Video Visual Relation Detection (VidVRD) aims to detect visual relationship
triplets in videos using spatial bounding boxes and temporal boundaries.
Existing VidVRD methods can be broadly categorized into bottom-up and top-down
paradigms, depending on their approach to classifying relations. Bottom-up
methods follow a clip-based approach where they classify relations of short
clip tubelet pairs and then merge them into long video relations. On the other
hand, top-down methods directly classify long video tubelet pairs. While recent
video-based methods utilizing video tubelets have shown promising results, we
argue that the effective modeling of spatial and temporal context plays a more
significant role than the choice between clip tubelets and video tubelets. This
motivates us to revisit the clip-based paradigm and explore the key success
factors in VidVRD. In this paper, we propose a Hierarchical Context Model (HCM)

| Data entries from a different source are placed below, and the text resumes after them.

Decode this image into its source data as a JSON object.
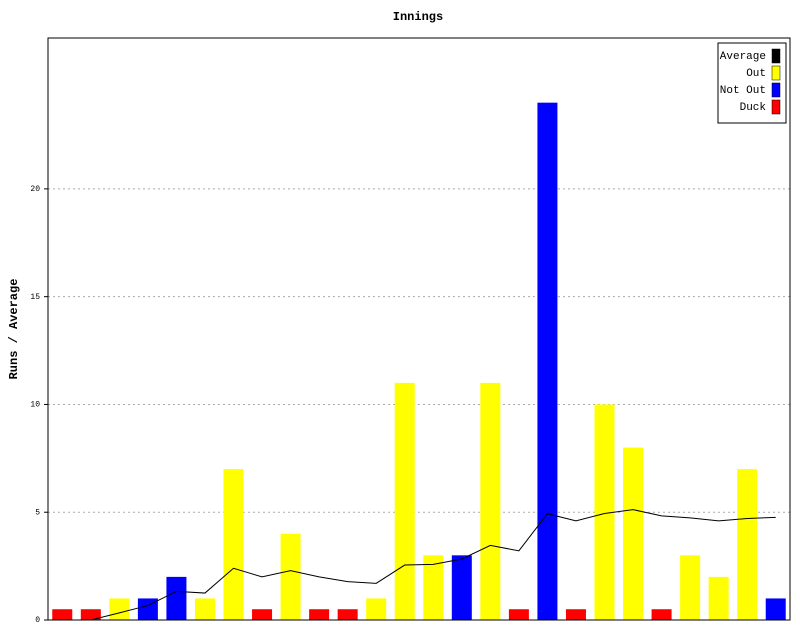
{
  "chart_data": {
    "type": "bar",
    "title": "Innings",
    "y_label": "Runs / Average",
    "ylim": [
      0,
      27
    ],
    "yticks": [
      0,
      5,
      10,
      15,
      20
    ],
    "grid": true,
    "legend": "top-right",
    "series": [
      {
        "name": "Average",
        "type": "line",
        "color": "#000000",
        "values": [
          0,
          0,
          0.33,
          0.67,
          1.33,
          1.25,
          2.4,
          2.0,
          2.29,
          2.0,
          1.78,
          1.7,
          2.55,
          2.58,
          2.83,
          3.46,
          3.21,
          4.93,
          4.6,
          4.94,
          5.12,
          4.83,
          4.74,
          4.6,
          4.71,
          4.76
        ]
      },
      {
        "name": "Out",
        "type": "bar",
        "color": "#ffff00",
        "values": [
          null,
          null,
          1,
          null,
          null,
          1,
          7,
          null,
          4,
          null,
          null,
          1,
          11,
          3,
          null,
          11,
          null,
          null,
          null,
          10,
          8,
          null,
          3,
          2,
          7,
          null
        ]
      },
      {
        "name": "Not Out",
        "type": "bar",
        "color": "#0000ff",
        "values": [
          null,
          null,
          null,
          1,
          2,
          null,
          null,
          null,
          null,
          null,
          null,
          null,
          null,
          null,
          3,
          null,
          null,
          24,
          null,
          null,
          null,
          null,
          null,
          null,
          null,
          1
        ]
      },
      {
        "name": "Duck",
        "type": "bar",
        "color": "#ff0000",
        "values": [
          0.5,
          0.5,
          null,
          null,
          null,
          null,
          null,
          0.5,
          null,
          0.5,
          0.5,
          null,
          null,
          null,
          null,
          null,
          0.5,
          null,
          0.5,
          null,
          null,
          0.5,
          null,
          null,
          null,
          null
        ]
      }
    ]
  }
}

that enriches the object-based spatial context and relation-based temporal
context based on clips. We demonstrate that using clip tubelets can achieve
superior performance compared to most video-based methods. Additionally, using
clip tubelets offers more flexibility in model designs and helps alleviate the
limitations associated with video tubelets, such as the challenging long-term
object tracking problem and the loss of temporal information in long-term
tubelet feature compression. Extensive experiments conducted on two challenging
VidVRD benchmarks validate that our HCM achieves a new state-of-the-art
performance, highlighting the effectiveness of incorporating advanced spatial
and temporal context modeling within the clip-based paradigm